I wasn’t sure yet what shape my project would take. But I knew that all my upheaval this year would influence it. There had to be more that athletic departments could do for students who’d given years to their program—even if they fucked up like me.

“Nah, I see that smart brain whirring away,” Darnell said as we packed up our notebooks and prepared to leave. “Just do me a favor?”

“What’s that?”

“Give me your castoff ideas? Because I’ve got no idea what the fuck I’m gonna do.”

“Relax, Double D. You’ve got this. You’re already a leader. Just think about the team, think about all you do for your teammates.”

“How’s that s’posed to help?”

I shrugged a shoulder. “Maybe there’s something you’re trying to make up for that isn’t being handled by the coaching staff? Maybe there’s something you want from football you’re not getting.”

Darnell didn’t look any more convinced.
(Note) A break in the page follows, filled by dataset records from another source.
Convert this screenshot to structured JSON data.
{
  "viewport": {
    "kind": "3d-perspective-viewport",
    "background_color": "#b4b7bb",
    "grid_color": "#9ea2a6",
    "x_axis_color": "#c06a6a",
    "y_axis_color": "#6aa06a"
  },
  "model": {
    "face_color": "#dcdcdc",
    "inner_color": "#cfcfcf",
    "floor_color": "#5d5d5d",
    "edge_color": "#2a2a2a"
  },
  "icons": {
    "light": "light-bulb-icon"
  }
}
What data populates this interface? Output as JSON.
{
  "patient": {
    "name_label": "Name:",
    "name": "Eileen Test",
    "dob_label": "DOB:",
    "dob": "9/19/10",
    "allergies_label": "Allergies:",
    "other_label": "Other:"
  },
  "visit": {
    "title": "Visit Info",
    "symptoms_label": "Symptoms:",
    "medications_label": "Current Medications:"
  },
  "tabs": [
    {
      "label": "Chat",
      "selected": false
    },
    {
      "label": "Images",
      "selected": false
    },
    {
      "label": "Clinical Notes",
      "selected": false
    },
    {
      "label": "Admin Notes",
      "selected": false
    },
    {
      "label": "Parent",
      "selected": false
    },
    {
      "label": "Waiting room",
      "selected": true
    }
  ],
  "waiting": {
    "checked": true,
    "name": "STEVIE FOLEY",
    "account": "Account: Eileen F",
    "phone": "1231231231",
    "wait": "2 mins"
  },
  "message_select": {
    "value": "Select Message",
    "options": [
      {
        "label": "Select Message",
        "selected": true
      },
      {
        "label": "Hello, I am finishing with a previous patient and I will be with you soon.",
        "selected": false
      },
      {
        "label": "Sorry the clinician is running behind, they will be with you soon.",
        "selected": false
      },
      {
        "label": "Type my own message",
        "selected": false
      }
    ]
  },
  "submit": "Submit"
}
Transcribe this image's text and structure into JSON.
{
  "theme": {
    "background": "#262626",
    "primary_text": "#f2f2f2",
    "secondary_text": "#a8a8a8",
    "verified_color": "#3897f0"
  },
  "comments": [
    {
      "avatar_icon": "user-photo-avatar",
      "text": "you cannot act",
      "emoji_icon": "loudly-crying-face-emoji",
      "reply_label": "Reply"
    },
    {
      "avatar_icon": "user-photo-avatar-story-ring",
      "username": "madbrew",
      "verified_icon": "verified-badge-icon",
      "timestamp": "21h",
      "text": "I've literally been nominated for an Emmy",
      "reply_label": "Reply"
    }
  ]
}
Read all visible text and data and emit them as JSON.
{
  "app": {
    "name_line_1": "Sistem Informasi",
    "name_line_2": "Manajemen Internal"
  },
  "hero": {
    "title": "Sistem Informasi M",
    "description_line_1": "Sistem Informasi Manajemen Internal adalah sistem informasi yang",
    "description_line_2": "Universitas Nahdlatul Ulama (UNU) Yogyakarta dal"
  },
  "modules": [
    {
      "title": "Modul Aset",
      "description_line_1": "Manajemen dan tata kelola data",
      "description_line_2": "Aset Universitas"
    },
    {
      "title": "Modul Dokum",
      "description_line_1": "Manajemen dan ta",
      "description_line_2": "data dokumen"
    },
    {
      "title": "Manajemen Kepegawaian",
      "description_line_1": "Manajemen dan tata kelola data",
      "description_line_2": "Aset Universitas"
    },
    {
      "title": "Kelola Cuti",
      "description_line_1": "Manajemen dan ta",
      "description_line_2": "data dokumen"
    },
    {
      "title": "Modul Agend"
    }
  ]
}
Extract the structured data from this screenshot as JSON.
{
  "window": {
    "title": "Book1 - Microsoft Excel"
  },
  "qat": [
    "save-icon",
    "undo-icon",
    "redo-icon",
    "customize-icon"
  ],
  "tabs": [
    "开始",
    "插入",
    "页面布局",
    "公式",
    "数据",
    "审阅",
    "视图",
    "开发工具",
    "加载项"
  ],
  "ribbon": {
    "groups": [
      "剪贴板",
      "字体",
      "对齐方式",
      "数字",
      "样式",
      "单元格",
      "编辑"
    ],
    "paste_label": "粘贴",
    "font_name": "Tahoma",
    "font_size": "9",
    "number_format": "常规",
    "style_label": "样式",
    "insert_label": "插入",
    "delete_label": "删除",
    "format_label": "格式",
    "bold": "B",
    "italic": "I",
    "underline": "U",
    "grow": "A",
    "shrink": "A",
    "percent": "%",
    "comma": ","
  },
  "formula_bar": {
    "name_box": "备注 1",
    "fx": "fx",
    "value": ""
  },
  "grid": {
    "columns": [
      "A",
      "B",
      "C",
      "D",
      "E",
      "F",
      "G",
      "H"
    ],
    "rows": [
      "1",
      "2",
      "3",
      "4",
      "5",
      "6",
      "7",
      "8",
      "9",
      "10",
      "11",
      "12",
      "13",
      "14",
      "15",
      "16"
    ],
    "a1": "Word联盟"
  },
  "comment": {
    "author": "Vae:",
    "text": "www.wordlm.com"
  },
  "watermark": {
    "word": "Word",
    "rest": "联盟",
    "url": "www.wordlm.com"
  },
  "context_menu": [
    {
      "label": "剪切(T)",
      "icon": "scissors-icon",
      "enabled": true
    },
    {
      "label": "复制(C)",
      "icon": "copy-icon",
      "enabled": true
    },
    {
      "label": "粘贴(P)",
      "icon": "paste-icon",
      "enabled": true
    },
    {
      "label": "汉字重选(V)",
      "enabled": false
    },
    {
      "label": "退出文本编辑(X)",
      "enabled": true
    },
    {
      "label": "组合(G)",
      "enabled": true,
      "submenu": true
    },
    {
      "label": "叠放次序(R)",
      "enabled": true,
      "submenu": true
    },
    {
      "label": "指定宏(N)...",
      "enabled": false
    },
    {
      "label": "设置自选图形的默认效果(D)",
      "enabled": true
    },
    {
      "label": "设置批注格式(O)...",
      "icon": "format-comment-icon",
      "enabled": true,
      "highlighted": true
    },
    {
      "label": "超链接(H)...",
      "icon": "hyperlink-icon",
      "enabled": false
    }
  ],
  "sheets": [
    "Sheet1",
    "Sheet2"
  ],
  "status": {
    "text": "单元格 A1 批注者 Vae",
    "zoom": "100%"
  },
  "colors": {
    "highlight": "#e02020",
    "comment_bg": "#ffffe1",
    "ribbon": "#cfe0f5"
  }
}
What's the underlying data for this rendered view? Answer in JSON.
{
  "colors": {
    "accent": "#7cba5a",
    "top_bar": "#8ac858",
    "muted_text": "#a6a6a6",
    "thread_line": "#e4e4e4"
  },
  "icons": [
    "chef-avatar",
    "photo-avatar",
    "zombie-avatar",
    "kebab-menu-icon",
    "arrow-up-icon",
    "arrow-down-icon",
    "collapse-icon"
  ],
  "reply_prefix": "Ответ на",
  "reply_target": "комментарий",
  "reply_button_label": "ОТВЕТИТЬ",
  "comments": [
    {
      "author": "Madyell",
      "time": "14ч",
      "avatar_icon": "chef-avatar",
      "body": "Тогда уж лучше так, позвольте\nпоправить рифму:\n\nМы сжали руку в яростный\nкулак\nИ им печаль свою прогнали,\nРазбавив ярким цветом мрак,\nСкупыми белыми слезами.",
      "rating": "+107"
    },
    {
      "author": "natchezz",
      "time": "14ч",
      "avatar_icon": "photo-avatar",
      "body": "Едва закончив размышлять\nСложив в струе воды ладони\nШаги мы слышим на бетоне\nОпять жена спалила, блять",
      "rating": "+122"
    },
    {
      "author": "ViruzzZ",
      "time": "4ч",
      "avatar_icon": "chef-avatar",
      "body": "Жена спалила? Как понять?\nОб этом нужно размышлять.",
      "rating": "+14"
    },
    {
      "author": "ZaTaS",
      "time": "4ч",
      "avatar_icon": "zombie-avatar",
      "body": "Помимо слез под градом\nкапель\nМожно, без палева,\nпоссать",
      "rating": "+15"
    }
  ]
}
His brow creased, and his face looked pained enough that I added with a smirk, “Or I’ll just give you one of my castoff ideas.”

He sagged with relief. “Thanks, man. This brainy shit makes my head hurt. I like sports, or else I wouldn’t be in them. How am I supposed to be smarter than the coaches?”

I laughed. “Your problem is you’re too content with life. You need to start carrying a chip on your shoulder like me and these things will come easier.”

He looked skeptical. “If you say so. I’d rather be happy than smart.”

I snorted. “You are smart, man. You’re in college.”

“Whatever you say,” he said, but a bit of his usual spark returned. “Wanna meet up for a poker game tonight? Apparently, there’s a wild game in the dorm where all the art kids stay. You know those girls get freaky.” He waggled his brows. “Could be some fun, sexy stakes if money runs low.”

I laughed and shook my head as we left the classroom, pausing before we each went our own way. “I have to work, but you have fun.”

“I always do.”

With a sigh, I thought of the work shift ahead I’d promised to cover for Rhett. I wasn’t really in the mood for sexy artistic girls anyway—as evidenced by the hours I’d spent scrolling through the Thrust hookup app, checking out pics of guys last night. But I wasn’t looking forward to the late hours on my feet, either, or the pounding headache I’d surely carry back to my room at the frat, where I’d crash into my lumpy narrow bed, exhausted, sexually frustrated, and as always, alone.